An Army of Volunteers Is Taking On Vaccine Disinformation Online
(Wired)-
AS RESEARCHERS, PHARMA companies, and governments around the world are racing to make a vaccine against the pandemic coronavirus in record time, there’s a growing concern that many Americans won’t want it when it arrives. In a series of recent polls, only about half of US adults say they would get a Covid-19 vaccine, even though more than 1,000 people are still dying from the disease every day in the US. Some of those surveyed are rightly concerned about the perils of rushed science. But according to one poll conducted by Yahoo News/YouGov, more than a quarter of Americans would decline a shot in part because they believe Microsoft cofounder Bill Gates is trying to slip them a microchip.
Conspiracy theories thrive in times of great uncertainty, and the coronavirus pandemic has proven to be a petri dish for particularly harmful ones. This one can be traced back to May 4, when a little-known filmmaker named Mikki Willis posted a 26-minute video called Plandemic to Facebook, YouTube, Vimeo, and a designated website. It featured a discredited scientist describing a bizarre, unsubstantiated plot by global elites like Gates to use a vaccine against the virus to seize power. These ideas, hailing from many sources, had already been swirling on many parts of the internet and were congealing into a narrative involving Gates and microchips, but the Plandemic video became their biggest signal boost. According to an analysis by The New York Times, the video spent about three days incubating on Facebook pages dedicated to conspiracy theories and the anti-vaccine movement. Then, like any efficient pathogen, it went viral. Just a week after its release, the now widely debunked video had been viewed more than 8 million times.

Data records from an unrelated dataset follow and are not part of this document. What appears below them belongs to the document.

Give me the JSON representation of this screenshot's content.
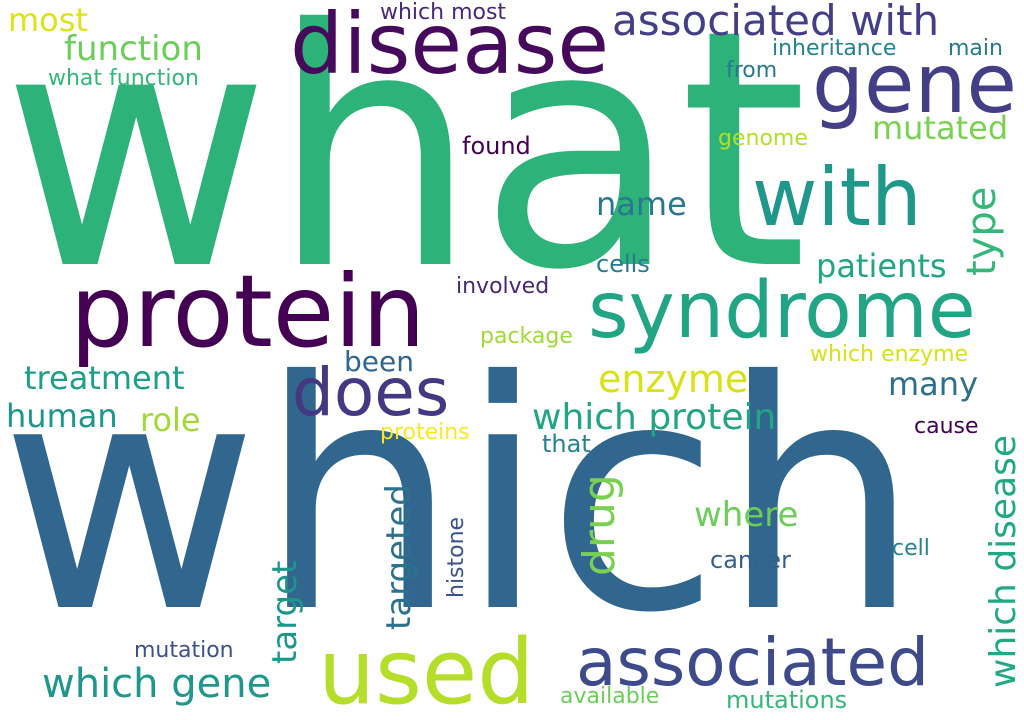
{
  "words": {
    "what": {
      "text": "what",
      "color": "#2db37a"
    },
    "which": {
      "text": "which",
      "color": "#31668e"
    },
    "disease": {
      "text": "disease",
      "color": "#460a5d"
    },
    "gene": {
      "text": "gene",
      "color": "#433e86"
    },
    "with": {
      "text": "with",
      "color": "#1f978b"
    },
    "protein": {
      "text": "protein",
      "color": "#440154"
    },
    "syndrome": {
      "text": "syndrome",
      "color": "#21a585"
    },
    "does": {
      "text": "does",
      "color": "#453781"
    },
    "used": {
      "text": "used",
      "color": "#b5de2b"
    },
    "associated": {
      "text": "associated",
      "color": "#3e4a89"
    },
    "associated_with": {
      "text": "associated with",
      "color": "#433e86"
    },
    "function": {
      "text": "function",
      "color": "#6ccd5a"
    },
    "most": {
      "text": "most",
      "color": "#dde318"
    },
    "which_most": {
      "text": "which most",
      "color": "#482878"
    },
    "inheritance": {
      "text": "inheritance",
      "color": "#26828e"
    },
    "main": {
      "text": "main",
      "color": "#2a788e"
    },
    "what_function": {
      "text": "what function",
      "color": "#35b779"
    },
    "from": {
      "text": "from",
      "color": "#2a788e"
    },
    "mutated": {
      "text": "mutated",
      "color": "#7ad151"
    },
    "genome": {
      "text": "genome",
      "color": "#b5de2b"
    },
    "found": {
      "text": "found",
      "color": "#440154"
    },
    "type": {
      "text": "type",
      "color": "#35b779"
    },
    "name": {
      "text": "name",
      "color": "#2a788e"
    },
    "patients": {
      "text": "patients",
      "color": "#21a585"
    },
    "cells": {
      "text": "cells",
      "color": "#2a788e"
    },
    "involved": {
      "text": "involved",
      "color": "#482878"
    },
    "package": {
      "text": "package",
      "color": "#a0da39"
    },
    "which_enzyme": {
      "text": "which enzyme",
      "color": "#d8e219"
    },
    "enzyme": {
      "text": "enzyme",
      "color": "#d8e219"
    },
    "been": {
      "text": "been",
      "color": "#31668e"
    },
    "treatment": {
      "text": "treatment",
      "color": "#1f9e89"
    },
    "many": {
      "text": "many",
      "color": "#2e6f8e"
    },
    "human": {
      "text": "human",
      "color": "#1f968b"
    },
    "role": {
      "text": "role",
      "color": "#a0da39"
    },
    "which_protein": {
      "text": "which protein",
      "color": "#21a585"
    },
    "proteins": {
      "text": "proteins",
      "color": "#fde725"
    },
    "that": {
      "text": "that",
      "color": "#26828e"
    },
    "cause": {
      "text": "cause",
      "color": "#440154"
    },
    "which_disease": {
      "text": "which disease",
      "color": "#22a884"
    },
    "drug": {
      "text": "drug",
      "color": "#7ad151"
    },
    "where": {
      "text": "where",
      "color": "#6ccd5a"
    },
    "targeted": {
      "text": "targeted",
      "color": "#2c728e"
    },
    "target": {
      "text": "target",
      "color": "#1f968b"
    },
    "histone": {
      "text": "histone",
      "color": "#3b528b"
    },
    "cancer": {
      "text": "cancer",
      "color": "#355f8d"
    },
    "cell": {
      "text": "cell",
      "color": "#25858e"
    },
    "which_gene": {
      "text": "which gene",
      "color": "#1f978b"
    },
    "mutation": {
      "text": "mutation",
      "color": "#3b528b"
    },
    "available": {
      "text": "available",
      "color": "#6ccd5a"
    },
    "mutations": {
      "text": "mutations",
      "color": "#35b779"
    }
  }
}
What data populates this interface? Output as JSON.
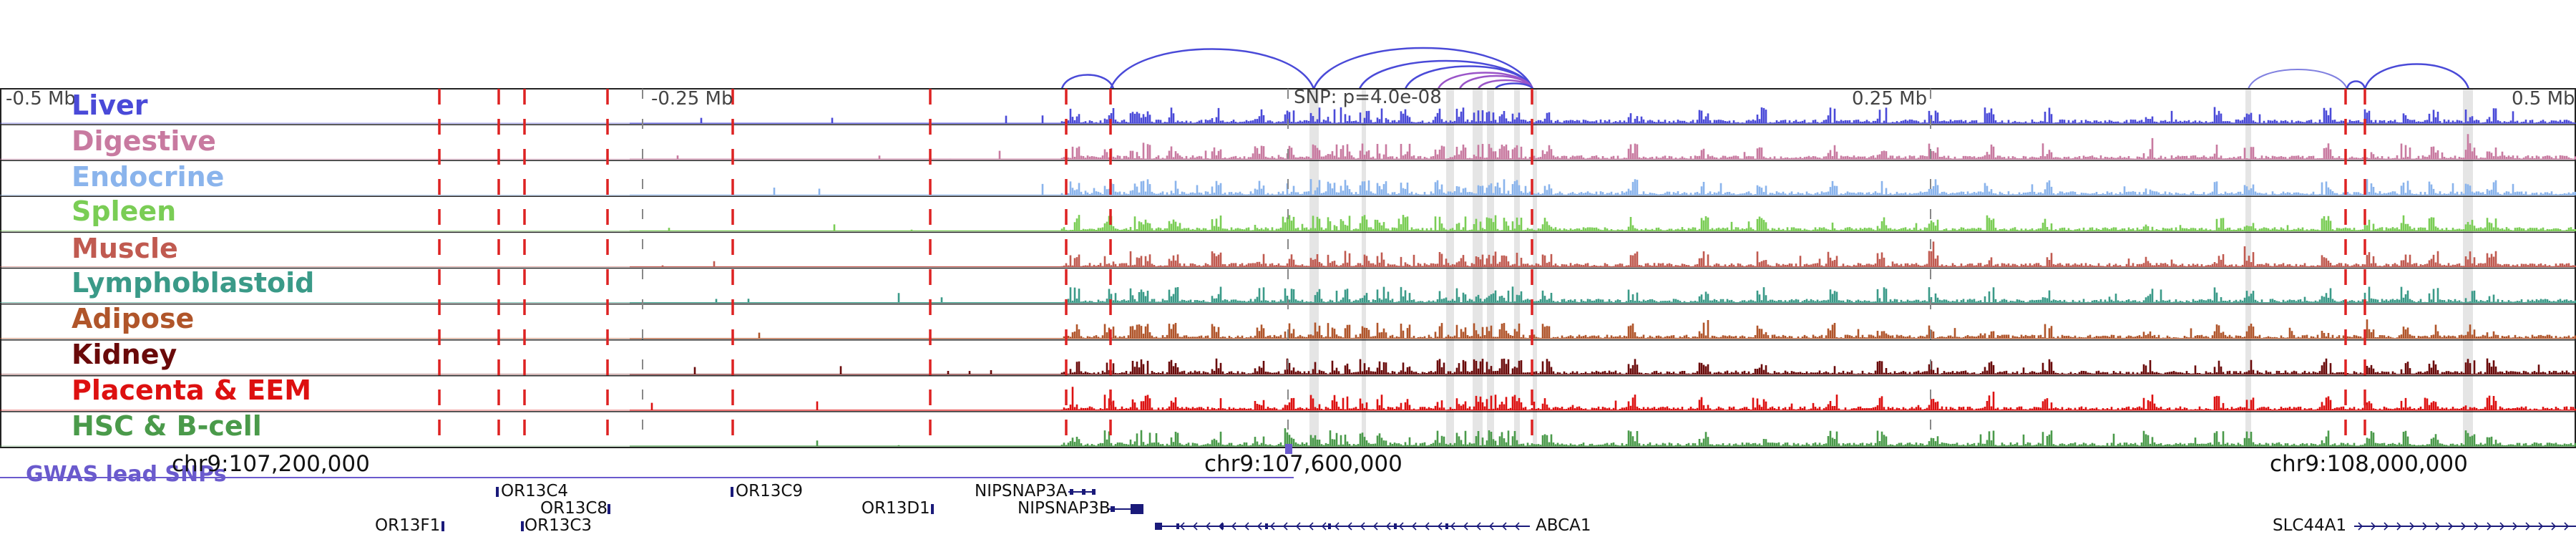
{
  "colors": {
    "highlight": "#d0d0d0",
    "boundary": "#dd2222",
    "loop": "#4a4ad8",
    "loop_alt": "#9a55c8",
    "loop_light": "#8080e0",
    "gwas": "#6a5acd",
    "gene": "#1a1a7a"
  },
  "scale": {
    "left_label": "-0.5 Mb",
    "mid_left_label": "-0.25 Mb",
    "snp_label": "SNP: p=4.0e-08",
    "mid_right_label": "0.25 Mb",
    "right_label": "0.5 Mb"
  },
  "tracks": [
    {
      "label": "Liver",
      "color": "#4a4ad8"
    },
    {
      "label": "Digestive",
      "color": "#c87aa0"
    },
    {
      "label": "Endocrine",
      "color": "#8ab4ec"
    },
    {
      "label": "Spleen",
      "color": "#7acd55"
    },
    {
      "label": "Muscle",
      "color": "#c05a50"
    },
    {
      "label": "Lymphoblastoid",
      "color": "#3a9a88"
    },
    {
      "label": "Adipose",
      "color": "#b0552a"
    },
    {
      "label": "Kidney",
      "color": "#6a0a0a"
    },
    {
      "label": "Placenta & EEM",
      "color": "#dd1010"
    },
    {
      "label": "HSC & B-cell",
      "color": "#4a9a4a"
    }
  ],
  "coordinates": [
    "chr9:107,200,000",
    "chr9:107,600,000",
    "chr9:108,000,000"
  ],
  "gwas_label": "GWAS lead SNPs",
  "genes": [
    {
      "name": "OR13C4"
    },
    {
      "name": "OR13C9"
    },
    {
      "name": "NIPSNAP3A"
    },
    {
      "name": "OR13C8"
    },
    {
      "name": "OR13D1"
    },
    {
      "name": "NIPSNAP3B"
    },
    {
      "name": "OR13F1"
    },
    {
      "name": "OR13C3"
    },
    {
      "name": "ABCA1"
    },
    {
      "name": "SLC44A1"
    }
  ]
}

But it didn’t have to be that way. So says Joe Smyser, CEO of the Public Good Projects, or PGP, a public health nonprofit that specializes in using social network analysis to implement large-scale behavioral change programs. His group has built online surveillance tools for tracking outbreaks of misinformation, disinformation, and downright conspiracies. He says they saw most of the sharing activity that fueled this particular theory’s eventual virality within the first 24 hours. “It was right there in the data,” he says. “We didn’t have to wait days to respond to it, because the outcome was predictable. What was lacking was coordination.”
Smyser wants to bring coordination to combating a growing anti-vaccine movement that contributed to a record outbreak of measles last year—the worst in four decades. This week, his organization is launching a vaccine advocacy campaign unlike any other before.
Calld Stronger, it aims to take the fight to anti-vaccine organizers where they’ve long had the upper hand: on social media. To do so, PGP plans to conscript the vast but largely silent majority of Americans who support vaccines into any army of keyboard warriors trained to block, hide, and report vaccine misinformation. (According to a recent Gallup poll, 84 percent of Americans say vaccinating children is important.) The effort is backed by a number of pro-immunization coalitions and the National Foundation for Infectious Diseases, and has funding from BIO, the world’s largest biotechnology lobbying group. “We have this tradition in the US that vaccines are solely the domain of public health workers who are trained to not get into fights,” says Smyser. “I think that’s a very antiquated perspective, and it’s left those on the public health side completely outgunned in this new era of social media.”
For nearly as long as there have been vaccines, public health agencies have shied away from a combative approach with people who disagree with their recommendations. Vaccines are unequivocally one of the most transformative technologies in human history. Until vaccines eradicated smallpox, the disease killed millions of children each year—between 300 million to 500 million during the 20th century alone. In 1988, at the start of a worldwide vaccine campaign, approximately 350,000 children were paralyzed by polio each year. In 2018, the virus sickened just 33.
Up until the late 1990s, public health officials in the US were able to rely on this fact; vaccines spoke for themselves. They worked so well that diseases like measles began to fade from public consciousness. But that meant they didn’t seem so scary anymore. So when a now-discredited bit of fraudulent science that linked childhood vaccines with autism showed up in 1998, at the same time that news and socializing was starting to migrate online, doubts about vaccines found fallow ground and became the seeds of the modern anti-vaccination movement.